Page 2 of 2

Re: Performance and Crash

Posted: Fri Aug 02, 2019 11:09 am
by rocheryderm
Well folks... I made a break-through last night.

It occurred to me that my vSphere cluster had been getting more loaded in the past few months, so... on a lark...

I updated the CPU "Shares" from Normal to High.

The difference was almost immediate.

I don't exactly understand the relationship or how this could impact Nagios in the way it has... but since I made that change last night I have not received a single false notification from Nagios XI. CPU usage now an average of 75%.

This morning, I made further changes to reserve vSphere CPU based on the average utilization (in this case 5000MHz).

Average load on the server dropped even further.

I would really love to understand why Nagios experiences such dramatic timeouts because of this change.

In any case, thank you for trying to help with this and reviewing my configuration. I think I'm on the road to recovery.

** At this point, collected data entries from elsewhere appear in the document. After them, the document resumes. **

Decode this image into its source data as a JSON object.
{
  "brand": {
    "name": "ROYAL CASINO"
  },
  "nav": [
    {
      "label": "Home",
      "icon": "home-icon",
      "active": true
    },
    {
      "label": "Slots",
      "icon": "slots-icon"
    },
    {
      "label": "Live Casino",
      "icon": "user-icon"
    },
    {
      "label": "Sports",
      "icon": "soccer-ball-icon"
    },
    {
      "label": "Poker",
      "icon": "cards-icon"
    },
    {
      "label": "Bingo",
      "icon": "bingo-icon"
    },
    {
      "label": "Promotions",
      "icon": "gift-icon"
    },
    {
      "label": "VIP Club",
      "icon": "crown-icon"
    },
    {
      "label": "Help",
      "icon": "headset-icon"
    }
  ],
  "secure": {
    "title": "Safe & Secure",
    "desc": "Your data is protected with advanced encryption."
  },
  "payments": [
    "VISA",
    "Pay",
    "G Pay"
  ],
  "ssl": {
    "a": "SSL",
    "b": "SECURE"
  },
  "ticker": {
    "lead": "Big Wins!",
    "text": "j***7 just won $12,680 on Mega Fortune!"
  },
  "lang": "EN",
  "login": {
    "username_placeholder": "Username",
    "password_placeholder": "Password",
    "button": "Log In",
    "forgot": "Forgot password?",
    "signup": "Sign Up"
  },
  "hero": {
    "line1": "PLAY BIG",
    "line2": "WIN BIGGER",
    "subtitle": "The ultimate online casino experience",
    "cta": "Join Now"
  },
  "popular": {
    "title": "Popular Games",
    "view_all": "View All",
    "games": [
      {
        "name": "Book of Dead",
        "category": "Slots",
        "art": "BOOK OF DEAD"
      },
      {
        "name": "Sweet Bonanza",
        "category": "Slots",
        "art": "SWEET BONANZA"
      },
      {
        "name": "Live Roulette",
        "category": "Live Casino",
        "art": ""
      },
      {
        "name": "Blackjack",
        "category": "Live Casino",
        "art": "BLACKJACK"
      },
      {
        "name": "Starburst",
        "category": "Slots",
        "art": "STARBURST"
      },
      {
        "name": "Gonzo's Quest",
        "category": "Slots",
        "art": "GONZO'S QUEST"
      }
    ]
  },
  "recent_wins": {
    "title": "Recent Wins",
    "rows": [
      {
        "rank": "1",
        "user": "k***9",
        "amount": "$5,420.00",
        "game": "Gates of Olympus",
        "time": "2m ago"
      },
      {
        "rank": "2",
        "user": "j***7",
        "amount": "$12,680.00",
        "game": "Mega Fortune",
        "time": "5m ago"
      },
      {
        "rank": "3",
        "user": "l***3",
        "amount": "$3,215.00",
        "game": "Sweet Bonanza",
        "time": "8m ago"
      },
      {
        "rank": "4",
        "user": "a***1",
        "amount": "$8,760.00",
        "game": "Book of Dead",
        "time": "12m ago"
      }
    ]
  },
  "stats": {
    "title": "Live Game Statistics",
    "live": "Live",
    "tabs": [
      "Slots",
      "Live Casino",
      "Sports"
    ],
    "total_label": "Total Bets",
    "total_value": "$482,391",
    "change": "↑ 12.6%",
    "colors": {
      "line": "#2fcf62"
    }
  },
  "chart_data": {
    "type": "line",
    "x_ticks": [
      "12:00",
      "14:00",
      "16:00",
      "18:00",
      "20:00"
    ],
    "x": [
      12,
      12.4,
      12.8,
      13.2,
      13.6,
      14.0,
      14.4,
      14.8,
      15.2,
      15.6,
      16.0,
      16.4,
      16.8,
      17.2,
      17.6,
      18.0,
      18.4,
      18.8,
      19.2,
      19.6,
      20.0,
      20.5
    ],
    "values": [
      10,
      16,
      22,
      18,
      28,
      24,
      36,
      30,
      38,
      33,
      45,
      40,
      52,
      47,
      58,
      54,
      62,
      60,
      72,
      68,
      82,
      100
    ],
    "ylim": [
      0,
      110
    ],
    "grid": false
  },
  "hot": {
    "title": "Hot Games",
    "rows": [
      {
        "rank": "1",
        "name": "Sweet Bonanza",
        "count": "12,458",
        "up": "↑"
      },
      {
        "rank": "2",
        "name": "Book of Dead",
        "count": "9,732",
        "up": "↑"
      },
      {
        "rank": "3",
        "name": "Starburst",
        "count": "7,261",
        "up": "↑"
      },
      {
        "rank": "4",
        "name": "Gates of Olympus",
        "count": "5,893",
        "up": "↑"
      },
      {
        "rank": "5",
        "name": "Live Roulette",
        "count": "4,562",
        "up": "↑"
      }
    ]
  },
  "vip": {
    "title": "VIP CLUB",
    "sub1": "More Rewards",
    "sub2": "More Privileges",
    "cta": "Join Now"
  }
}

4768 services, 407 hosts, most service checks run in 10-minute intervals. host checks run at 5-minute intervals.
4 cores. CPU Share High. CPU reservation 5000MHz.
total CPU utilization averaging around 50%
GUI responds well.

Re: Performance and Crash

Posted: Fri Aug 02, 2019 11:33 am
by ssax
Please see here:

https://geek-university.com/vmware-esxi ... explained/

It's essentially QoS (Quality of Service) for VM resources, high means more aggressive.